Step 4: Manual test — Gap 2 (subscription cleanup)
- Connect a gRPC client, subscribe to tags.
- Kill aaBootstrap → client receives
Bad_NotConnectedquality. - Restart platform + objects. Verify client starts receiving Good quality updates again (via
RecreateStoredSubscriptionsAsync). - Disconnect the client. Verify logs show
Unsubscribed from N tags(address-based) with no handle disposal errors.
Design Rationale
Why two failure modes in the probe?
| Failure Mode | Cause | Correct Response |
|---|---|---|
| Transport failure | COM object dead, platform process crashed, MxAccess unreachable | Force disconnect + reconnect |
| Data degraded | COM session alive, AVEVA objects stopped, all reads return Bad quality | Stay connected, report degraded, back off probes |
Reconnecting on DataDegraded would churn COM objects with no benefit — the platform objects are stopped regardless of connection state. Observed: 40+ minutes of Bad quality after aaBootstrap crash until manual SMC restart.
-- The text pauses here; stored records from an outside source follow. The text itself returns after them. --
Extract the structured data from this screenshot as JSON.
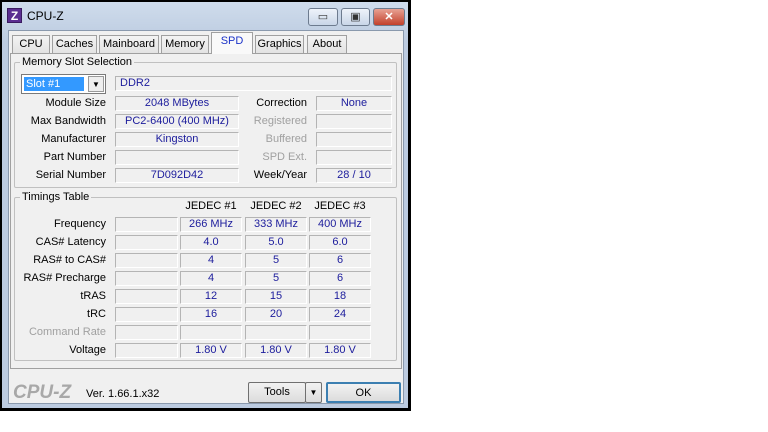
{
  "window": {
    "title": "CPU-Z",
    "app_icon_letter": "Z",
    "controls": {
      "minimize": "▭",
      "maximize": "▣",
      "close": "✕"
    }
  },
  "tabs": [
    {
      "label": "CPU"
    },
    {
      "label": "Caches"
    },
    {
      "label": "Mainboard"
    },
    {
      "label": "Memory"
    },
    {
      "label": "SPD",
      "active": true
    },
    {
      "label": "Graphics"
    },
    {
      "label": "About"
    }
  ],
  "slot": {
    "legend": "Memory Slot Selection",
    "selected": "Slot #1",
    "type": "DDR2",
    "fields": [
      {
        "label": "Module Size",
        "value": "2048 MBytes"
      },
      {
        "label": "Max Bandwidth",
        "value": "PC2-6400 (400 MHz)"
      },
      {
        "label": "Manufacturer",
        "value": "Kingston"
      },
      {
        "label": "Part Number",
        "value": ""
      },
      {
        "label": "Serial Number",
        "value": "7D092D42"
      }
    ],
    "right_fields": [
      {
        "label": "Correction",
        "value": "None",
        "disabled": false
      },
      {
        "label": "Registered",
        "value": "",
        "disabled": true
      },
      {
        "label": "Buffered",
        "value": "",
        "disabled": true
      },
      {
        "label": "SPD Ext.",
        "value": "",
        "disabled": true
      },
      {
        "label": "Week/Year",
        "value": "28 / 10",
        "disabled": false
      }
    ]
  },
  "timings": {
    "legend": "Timings Table",
    "headers": [
      "JEDEC #1",
      "JEDEC #2",
      "JEDEC #3"
    ],
    "rows": [
      {
        "label": "Frequency",
        "values": [
          "266 MHz",
          "333 MHz",
          "400 MHz"
        ]
      },
      {
        "label": "CAS# Latency",
        "values": [
          "4.0",
          "5.0",
          "6.0"
        ]
      },
      {
        "label": "RAS# to CAS#",
        "values": [
          "4",
          "5",
          "6"
        ]
      },
      {
        "label": "RAS# Precharge",
        "values": [
          "4",
          "5",
          "6"
        ]
      },
      {
        "label": "tRAS",
        "values": [
          "12",
          "15",
          "18"
        ]
      },
      {
        "label": "tRC",
        "values": [
          "16",
          "20",
          "24"
        ]
      },
      {
        "label": "Command Rate",
        "values": [
          "",
          "",
          ""
        ],
        "disabled": true
      },
      {
        "label": "Voltage",
        "values": [
          "1.80 V",
          "1.80 V",
          "1.80 V"
        ]
      }
    ]
  },
  "footer": {
    "logo": "CPU-Z",
    "version": "Ver. 1.66.1.x32",
    "tools": "Tools",
    "ok": "OK"
  }
}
Why remove _mxAccessHandles?
- Batch handle bug:
CreateMxAccessSubscriptionsAsyncstored the sameIAsyncDisposablehandle for every address in a batch. Disposing any one address disposed the entire batch, silently removing unrelated subscriptions from_storedSubscriptions. - Stale after reconnect:
RecreateStoredSubscriptionsAsyncrecreates COM subscriptions but doesn't produce newSubscriptionManagerhandles. Old handles point to disposed COM state. - Ownership violation:
MxAccessClientalready owns subscription lifecycle via_storedSubscriptionsand_addressToHandle. Duplicating ownership inSubscriptionManager._mxAccessHandlesis a leaky abstraction.
The fix: SubscriptionManager owns client routing and ref counts only. MxAccessClient owns COM subscription lifecycle. Unsubscribe is by address, not by opaque handle.